Imagine this scenario. You want to write your own code ProductX and link it with some GPL code. This brings ProductX also under the GPL license.
You can put ProductX on a server and never actually distribute ProductX to anyone. By not distributing ProductX, you don't have to distribute the ProductX source code to anyone -- although technically it IS under the GPL. Since you're not distributing the binary, you don't have to distribute the source. Yet the public can interact with your server and make use of ProductX's services.
The AGPL prevents that. If you write your code ProductX and link it with AGPL code, then ProductX comes under the AGPL license. But now, merely letting the public interact with ProductX on a server requires you to distribute the AGPL source code to ProductX. Now anyone else has the ProductX source code and can compete with you.
The AGPL is also a way for the author of an AGPL library to make money. A library such as iText. If you want to use iText with a proprietary ProductX, then you need to buy a separate commercial license for iText.
If the developer's intent in ProductX is to keep the source code private, then the developer cannot link ProductX with any AGPL licensed code such as iText -- unless the developer is willing to pay for a commercial license to iText.
A developer should never have code that they didn't write themselves, such as a library, unless that library is under a license that the developer can always remain in full compliance with. That includes proprietary and commercial libraries as well as open source libraries. While AGPL is "open source" if you cannot comply with the terms, then don't use it.
Finally, avoid any code you find on the internet that has "no license". If you use such code, the copyright owner of that code could sue you for copyright infringement. "But wait!" they say. "I would never sue anybody, I just want as many people as possible to use my code, so I don't put it under any license." I say: If you're not going to sue me, then put that promise in writing. it's called a license. If you're such a good guy and aren't going to sue me, then put it in writing like all other open source licensed code.
Thanks for the explanation! Does anyone actually release code due to this license (which they wouldn't have released otherwise)? I'd imagine generally if a commercial developer saw a license like that they would just choose not to use the AGPL code. I know I won't use any code or libraries which place these sorts of obligations on me as a developer, unless it's in a product that I was planning to release the source of anyway.

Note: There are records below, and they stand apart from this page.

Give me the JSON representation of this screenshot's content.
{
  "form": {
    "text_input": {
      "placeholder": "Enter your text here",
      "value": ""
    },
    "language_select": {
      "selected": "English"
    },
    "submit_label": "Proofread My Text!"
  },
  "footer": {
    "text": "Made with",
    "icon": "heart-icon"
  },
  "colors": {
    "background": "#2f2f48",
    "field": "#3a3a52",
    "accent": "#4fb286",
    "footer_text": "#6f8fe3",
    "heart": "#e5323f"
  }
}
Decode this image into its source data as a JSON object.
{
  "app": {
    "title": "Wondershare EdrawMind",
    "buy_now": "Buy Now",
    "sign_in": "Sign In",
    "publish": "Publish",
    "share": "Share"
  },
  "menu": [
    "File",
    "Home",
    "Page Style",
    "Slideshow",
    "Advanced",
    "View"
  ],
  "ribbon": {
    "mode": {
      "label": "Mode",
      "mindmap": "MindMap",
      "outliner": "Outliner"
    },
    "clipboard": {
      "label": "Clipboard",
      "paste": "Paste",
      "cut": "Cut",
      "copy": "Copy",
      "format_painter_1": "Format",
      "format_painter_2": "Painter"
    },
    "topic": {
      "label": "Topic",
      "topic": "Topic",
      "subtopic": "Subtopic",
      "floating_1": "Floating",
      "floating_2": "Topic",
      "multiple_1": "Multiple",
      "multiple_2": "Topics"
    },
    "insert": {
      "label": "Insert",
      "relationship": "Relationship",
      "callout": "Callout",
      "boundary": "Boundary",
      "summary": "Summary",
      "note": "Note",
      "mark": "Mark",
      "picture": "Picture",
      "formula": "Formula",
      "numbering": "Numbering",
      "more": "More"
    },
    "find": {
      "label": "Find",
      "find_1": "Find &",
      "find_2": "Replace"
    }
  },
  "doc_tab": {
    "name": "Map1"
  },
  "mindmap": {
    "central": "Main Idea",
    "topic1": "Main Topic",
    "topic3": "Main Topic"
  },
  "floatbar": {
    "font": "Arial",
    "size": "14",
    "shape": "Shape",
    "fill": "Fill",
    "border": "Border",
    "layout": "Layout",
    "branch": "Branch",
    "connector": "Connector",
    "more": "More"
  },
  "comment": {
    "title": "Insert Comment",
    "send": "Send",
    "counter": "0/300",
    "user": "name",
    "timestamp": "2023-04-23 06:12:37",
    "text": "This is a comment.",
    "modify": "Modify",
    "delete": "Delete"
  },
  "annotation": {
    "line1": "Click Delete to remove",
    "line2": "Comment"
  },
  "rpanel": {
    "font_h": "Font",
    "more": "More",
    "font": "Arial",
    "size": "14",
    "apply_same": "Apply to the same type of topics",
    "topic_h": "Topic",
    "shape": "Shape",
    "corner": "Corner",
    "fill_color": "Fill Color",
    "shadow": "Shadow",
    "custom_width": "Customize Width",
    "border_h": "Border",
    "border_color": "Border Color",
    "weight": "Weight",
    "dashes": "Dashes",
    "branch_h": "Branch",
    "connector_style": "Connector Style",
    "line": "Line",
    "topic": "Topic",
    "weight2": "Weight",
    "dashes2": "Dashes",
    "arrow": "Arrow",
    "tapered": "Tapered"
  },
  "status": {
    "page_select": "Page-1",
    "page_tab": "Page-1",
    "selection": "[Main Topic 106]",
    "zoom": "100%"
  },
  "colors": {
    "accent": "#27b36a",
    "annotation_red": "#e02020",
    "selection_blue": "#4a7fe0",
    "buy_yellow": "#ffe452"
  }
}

If a commercial developer saw a license like that... they could pay for a commercial licence. Presumably a commercial developer thinks software is worth paying for.
> if a commercial developer saw a license like that they would just choose not to use the AGPL code.
Except for the server bit, the restriction being described is called copyleft. And it appears in all GPL licenses, except LGPL. Some of the major OSS in use today is released under it: Linux, MySQL and MariaDB, VLC, and of course all the FSF software, such as GCC.
The AGPL is an interesting idea in principle, but it is an ecosystem-level coordination problem if you apply it to libraries. Application that include those libraries also need to be AGPL which means any existing application that wants to use it must be re-licensed to AGPL and only use libraries that are AGPL-compatible. Nobody wants to be a first mover in that direction.
Plus it is untested in court just how far its provisions go.